実際に進めたら問題が起きたというのが可視化されれば、言説の説得力が大きくなり、社会の風潮も変わりやすくなる。そして無理な男女平等施策が社会全体に広がる前に言説を広めることで影響を最小限に留めることができる。もしここでも尚真の平等を進めようとする者が現れたら、そこは流石に「やりすぎだ」と咎めるべきだろう。

若干加速主義的な発想となってしまうが、ミクロで出た結果を提示して「もう辞めよう」と発信する事は、問題解決と手打ちのラインの明確化、その二点で一番いい落としどころになるのではなかろうか。


・専業主夫は考えないほうが良い


上記のことを踏まえた上で個人でも対処すべきことがある。ひとつはいくら男女平等といっても、男性は女性に養ってもらうこと、自分が専業主夫になる道は選ばない方がいいという事だ。

理由は単純でその道を選ぼうとして最終的に破綻している事例があまりにも多いからである。

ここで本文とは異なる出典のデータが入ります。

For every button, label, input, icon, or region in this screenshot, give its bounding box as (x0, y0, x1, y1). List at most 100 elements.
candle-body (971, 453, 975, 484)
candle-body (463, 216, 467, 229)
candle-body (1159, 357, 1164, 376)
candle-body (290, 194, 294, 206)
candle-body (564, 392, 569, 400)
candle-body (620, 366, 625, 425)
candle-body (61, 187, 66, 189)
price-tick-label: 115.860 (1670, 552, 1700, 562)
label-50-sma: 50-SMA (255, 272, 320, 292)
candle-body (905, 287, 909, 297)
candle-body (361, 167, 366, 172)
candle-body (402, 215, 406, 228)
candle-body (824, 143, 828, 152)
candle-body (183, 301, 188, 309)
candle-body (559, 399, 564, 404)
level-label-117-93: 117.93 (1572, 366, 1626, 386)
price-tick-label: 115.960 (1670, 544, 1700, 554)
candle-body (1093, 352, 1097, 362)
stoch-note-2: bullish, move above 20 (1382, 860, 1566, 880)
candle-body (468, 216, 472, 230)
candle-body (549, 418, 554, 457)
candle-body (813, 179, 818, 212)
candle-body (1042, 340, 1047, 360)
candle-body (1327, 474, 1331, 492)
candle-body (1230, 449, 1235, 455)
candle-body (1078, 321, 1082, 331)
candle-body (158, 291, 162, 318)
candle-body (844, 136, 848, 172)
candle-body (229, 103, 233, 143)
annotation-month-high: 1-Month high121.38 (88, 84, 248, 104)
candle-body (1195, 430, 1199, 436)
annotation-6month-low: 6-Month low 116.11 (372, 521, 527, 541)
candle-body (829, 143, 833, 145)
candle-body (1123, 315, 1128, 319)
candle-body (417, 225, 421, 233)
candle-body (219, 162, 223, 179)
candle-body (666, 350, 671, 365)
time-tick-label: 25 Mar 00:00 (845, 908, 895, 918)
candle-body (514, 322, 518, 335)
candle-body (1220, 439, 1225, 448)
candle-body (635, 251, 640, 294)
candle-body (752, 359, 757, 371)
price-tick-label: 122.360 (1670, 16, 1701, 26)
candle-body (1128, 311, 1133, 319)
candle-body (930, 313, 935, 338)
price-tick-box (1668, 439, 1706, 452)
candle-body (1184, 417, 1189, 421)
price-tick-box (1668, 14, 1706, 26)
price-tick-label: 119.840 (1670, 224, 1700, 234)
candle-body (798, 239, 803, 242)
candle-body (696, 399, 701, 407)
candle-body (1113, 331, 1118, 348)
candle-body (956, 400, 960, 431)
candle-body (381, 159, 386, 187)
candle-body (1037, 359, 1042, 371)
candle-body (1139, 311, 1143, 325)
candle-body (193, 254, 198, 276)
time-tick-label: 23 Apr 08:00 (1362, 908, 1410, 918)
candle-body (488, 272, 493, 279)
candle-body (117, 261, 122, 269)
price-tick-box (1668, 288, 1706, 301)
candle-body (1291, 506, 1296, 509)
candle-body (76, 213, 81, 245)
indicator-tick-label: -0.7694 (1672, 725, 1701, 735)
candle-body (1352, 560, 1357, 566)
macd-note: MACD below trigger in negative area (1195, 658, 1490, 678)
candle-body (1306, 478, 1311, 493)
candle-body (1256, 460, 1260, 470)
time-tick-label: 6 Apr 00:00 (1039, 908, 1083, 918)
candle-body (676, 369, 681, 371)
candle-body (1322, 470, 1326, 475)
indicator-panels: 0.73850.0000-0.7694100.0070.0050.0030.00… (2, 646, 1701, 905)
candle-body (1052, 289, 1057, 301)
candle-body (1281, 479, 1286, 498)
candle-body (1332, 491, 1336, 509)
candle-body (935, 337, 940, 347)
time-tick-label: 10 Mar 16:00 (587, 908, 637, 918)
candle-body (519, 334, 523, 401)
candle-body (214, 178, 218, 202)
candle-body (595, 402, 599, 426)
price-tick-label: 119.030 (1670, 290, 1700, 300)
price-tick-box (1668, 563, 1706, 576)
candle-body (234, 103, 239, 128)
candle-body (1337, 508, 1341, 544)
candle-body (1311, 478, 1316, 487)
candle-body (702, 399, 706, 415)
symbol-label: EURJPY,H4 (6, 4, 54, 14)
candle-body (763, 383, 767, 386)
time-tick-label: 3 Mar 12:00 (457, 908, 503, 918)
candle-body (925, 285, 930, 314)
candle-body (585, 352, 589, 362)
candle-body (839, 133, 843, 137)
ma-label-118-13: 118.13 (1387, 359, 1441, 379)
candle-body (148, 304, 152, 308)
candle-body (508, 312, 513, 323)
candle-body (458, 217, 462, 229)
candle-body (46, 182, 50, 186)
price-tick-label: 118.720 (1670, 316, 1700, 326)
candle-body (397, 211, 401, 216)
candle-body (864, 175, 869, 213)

女性は自分より上の男性としかパートナーにはなりたがらない。無理に下方婚をしても相手の男性を「尊敬」出来ず良好な関係を継続出来ない。女性の本能に根差した性質であるため、それを批判しても是正するのは難しい。

故に、真の平等を求める男性も、女性に養って貰おうという考えは極力避けるべきである。あくまで自分の方が上に立つか、最低でも女性と同等の稼ぎは確保しておいた方がいい。


・女性はキャリアよりも子育て優先


これまでに書いた通り、真の男女平等を進める中では女性も仕事で負担を負うことが求められる。

しかし仕事やキャリア進出を子育てより優先した女性は、年齢により結婚の難易度が上がる一方で上昇婚志向から自分が結婚したいと思える男性も減ってしまう二重苦に陥る。実際それで失敗した女性が少なくない事を指摘する意見は多い。また、統計上でも女性は高年収の人程未婚率が高いという結果が出ている。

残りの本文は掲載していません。